Aikido gets a bad rap these days because the emphasis is on "effectiveness" which usually means "ring competitive effectiveness." Aikido is a pretty passive system in the sense that someone has to be looking to invade your space before an Aikido technique can be executed. It's often said there are "no offensive" moves in Aikido. I'll let you find an effective Aikido teacher and train so you can decide if any of the moves offend you.

Something else that's said about Aikido is that it shines best as a graduate program for experienced martial artists. Aikido is all about distance, timing, and angling. (These are, or should be, all concepts familiar to Bujies.) It also requires a certain focus and mindfulness to execute the techniques. In other words, it emphasizes concepts that most martial artists don't start to internalize until they hit black belt in whatever art they are studying. It also emphasizes the "art" in martial art. You can throw sloppy blocks all day and be relatively effective, but sloppy Aikido not only looks terrible, it is completely ineffective -- even within a safe, compliant dojo setting.

Given the informal nature of the class, I asked what to wear. I like to blend in when I visit. I was told a white gi would be appropriate, and I was also welcome to wear a hakama. A hakama is, of course, the set of funny, baggy trousers traditionally worn by the samurai. People wearing them get teased about wearing "the magic pants," or "culottes," or a "skirt." In Aikido wearing hakama is usually reserved for yudansha. I would not have considered wearing them (I had already dusted off a white belt to keep my gi closed) had I not received the invitation. I did second guess myself, but in the end decided I don't often have a chance to wear my hakama and it was an opportunity to practice moving in them. On the hakama went.

I managed to trip on my own hem only twice; and frankly, I think that showed more grace than I expected to have. We moved a lot in the class. We opened with Aiki Taiso, including the rowing exercise to awaken the hips and a pivoting exercise that reminded my daughter (who came to watch) of ballet. Then we practiced kote gaeshi and irimi nage, two of the basic Aikido techniques.

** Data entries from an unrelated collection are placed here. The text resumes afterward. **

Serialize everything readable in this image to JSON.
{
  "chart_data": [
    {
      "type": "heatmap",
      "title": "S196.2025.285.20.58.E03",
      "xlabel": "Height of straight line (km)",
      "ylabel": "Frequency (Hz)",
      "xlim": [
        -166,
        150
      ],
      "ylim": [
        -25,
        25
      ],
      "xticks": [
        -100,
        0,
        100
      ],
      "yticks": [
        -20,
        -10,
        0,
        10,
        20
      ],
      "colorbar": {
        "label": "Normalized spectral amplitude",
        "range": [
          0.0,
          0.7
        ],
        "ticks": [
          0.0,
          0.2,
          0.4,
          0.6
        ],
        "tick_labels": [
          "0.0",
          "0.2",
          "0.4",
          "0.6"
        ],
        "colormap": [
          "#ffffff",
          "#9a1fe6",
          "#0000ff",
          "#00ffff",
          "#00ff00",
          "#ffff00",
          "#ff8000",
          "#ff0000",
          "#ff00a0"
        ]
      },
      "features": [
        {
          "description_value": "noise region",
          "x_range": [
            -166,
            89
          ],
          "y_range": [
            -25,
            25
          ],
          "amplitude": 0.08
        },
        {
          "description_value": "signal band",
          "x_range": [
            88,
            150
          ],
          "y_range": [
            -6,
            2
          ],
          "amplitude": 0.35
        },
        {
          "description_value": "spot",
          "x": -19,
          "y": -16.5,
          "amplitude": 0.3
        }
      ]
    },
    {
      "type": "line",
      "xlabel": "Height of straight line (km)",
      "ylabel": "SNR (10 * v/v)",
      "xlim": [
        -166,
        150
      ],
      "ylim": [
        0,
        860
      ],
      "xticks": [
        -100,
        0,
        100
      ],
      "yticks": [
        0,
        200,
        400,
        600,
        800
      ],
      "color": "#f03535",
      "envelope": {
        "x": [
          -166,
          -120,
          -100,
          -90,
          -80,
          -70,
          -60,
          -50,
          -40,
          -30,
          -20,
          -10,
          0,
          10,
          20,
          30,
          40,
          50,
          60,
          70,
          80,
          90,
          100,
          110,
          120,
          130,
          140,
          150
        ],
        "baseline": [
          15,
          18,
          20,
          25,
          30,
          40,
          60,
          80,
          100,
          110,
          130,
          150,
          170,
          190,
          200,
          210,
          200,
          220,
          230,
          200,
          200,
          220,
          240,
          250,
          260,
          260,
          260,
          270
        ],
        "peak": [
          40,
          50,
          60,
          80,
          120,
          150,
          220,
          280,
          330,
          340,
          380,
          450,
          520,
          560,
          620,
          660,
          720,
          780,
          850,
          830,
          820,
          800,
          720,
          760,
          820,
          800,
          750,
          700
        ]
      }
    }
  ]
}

The purpose of cross-training is to go outside your comfort zone and see how you perform. You have to let go of the ego and expect to laugh at yourself. Kote gaeshi is generally described as a wrist throw, so it is broadly similar to omote gyaku. But only in the sense that you finish with an outside wrist throw movement. Omote gyaku can be made to work on a non-compliant opponent. (Yes, this is true; you just have to know the tricks, what to add in, and understand when to use it.) Kote gaeshi utilizes the uke's own momentum by turning with the attack and then abruptly reversing the direction of the hand and projecting the uke away.

I got completely caught up in trying to execute the flowing turn around the attack and found myself clutching wildly for my uke's wrist. I was so focused on the part of the technique that was different, I couldn't perform the part that was familiar to me.

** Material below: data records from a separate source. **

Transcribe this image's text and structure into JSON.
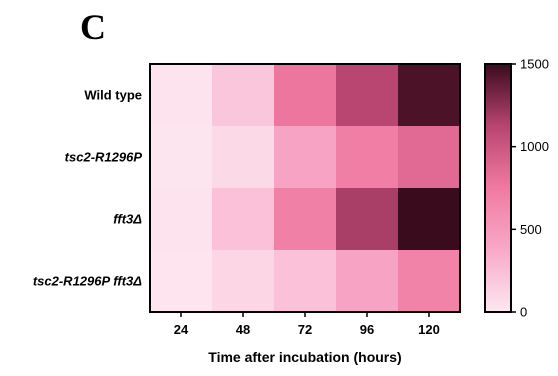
{
  "panel_label": "C",
  "chart_data": {
    "type": "heatmap",
    "title": "",
    "xlabel": "Time after incubation (hours)",
    "ylabel": "",
    "x_categories": [
      "24",
      "48",
      "72",
      "96",
      "120"
    ],
    "y_categories": [
      "Wild type",
      "tsc2-R1296P",
      "fft3Δ",
      "tsc2-R1296P fft3Δ"
    ],
    "y_italic": [
      false,
      true,
      true,
      true
    ],
    "values": [
      [
        30,
        200,
        780,
        1120,
        1450
      ],
      [
        20,
        90,
        420,
        720,
        860
      ],
      [
        30,
        230,
        700,
        1170,
        1560
      ],
      [
        25,
        110,
        230,
        420,
        680
      ]
    ],
    "colorbar": {
      "min": 0,
      "max": 1500,
      "ticks": [
        0,
        500,
        1000,
        1500
      ],
      "colors": [
        "#fde8f1",
        "#f8a9c8",
        "#f07aa1",
        "#b84570",
        "#3a0a1d"
      ]
    }
  }
}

Later, and one of my regular readers will appreciate this, I heard the instructor reminding me to relax and breathe.

Near the end of the class, the instructor invited me to perform irimi nage using him as uke. Irimi nage ("entering throw") is a technique with very few moving parts. It relies mostly on timing and angling, with a smidgen of deception. I was also a little more confident that the instructor could take ukemi properly. The first couple of passes were tentative, but I managed to find the flow (nagare) and fit into the technique rather then execute the technique. After that, I felt real success. I won't say I had picture perfect Aikido, but it felt better and probably looked better.

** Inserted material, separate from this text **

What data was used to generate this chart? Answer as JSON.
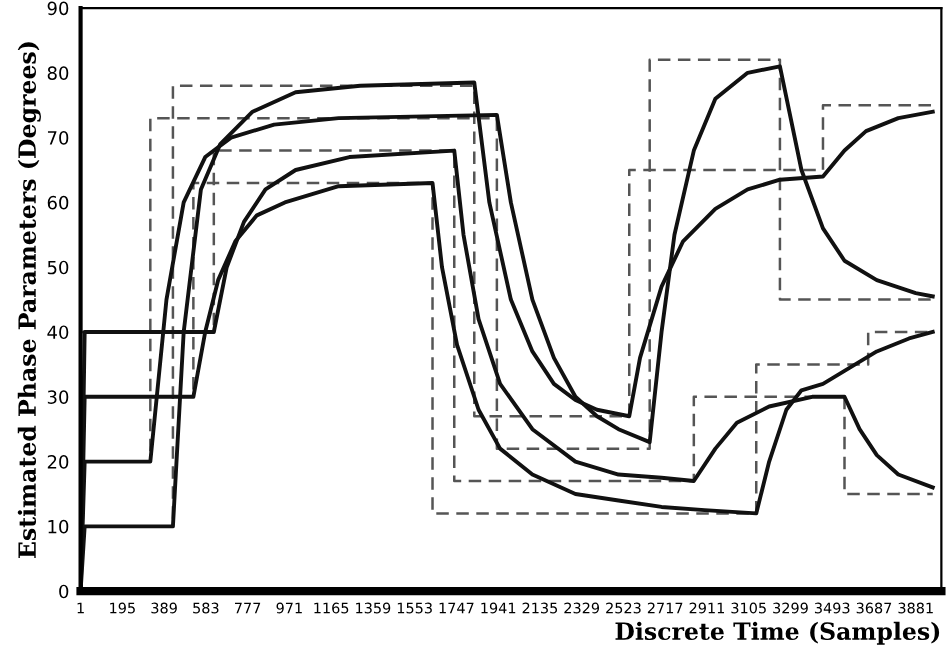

This is where the "effective" crowd start to chide Aikido about compliant partners and empty drills. My Irimi Nage started working because I found the flow with my partner. We weren't working at cross-purposes. They have a point if the only point of martial arts is to overcome an adversary. But for a few moments on that mat two people trusted each other's skill, found common purpose, and sought to make something beautiful together. Working in concert is probably a far more useful skill in everyday life, and may be one of the hardest to achieve.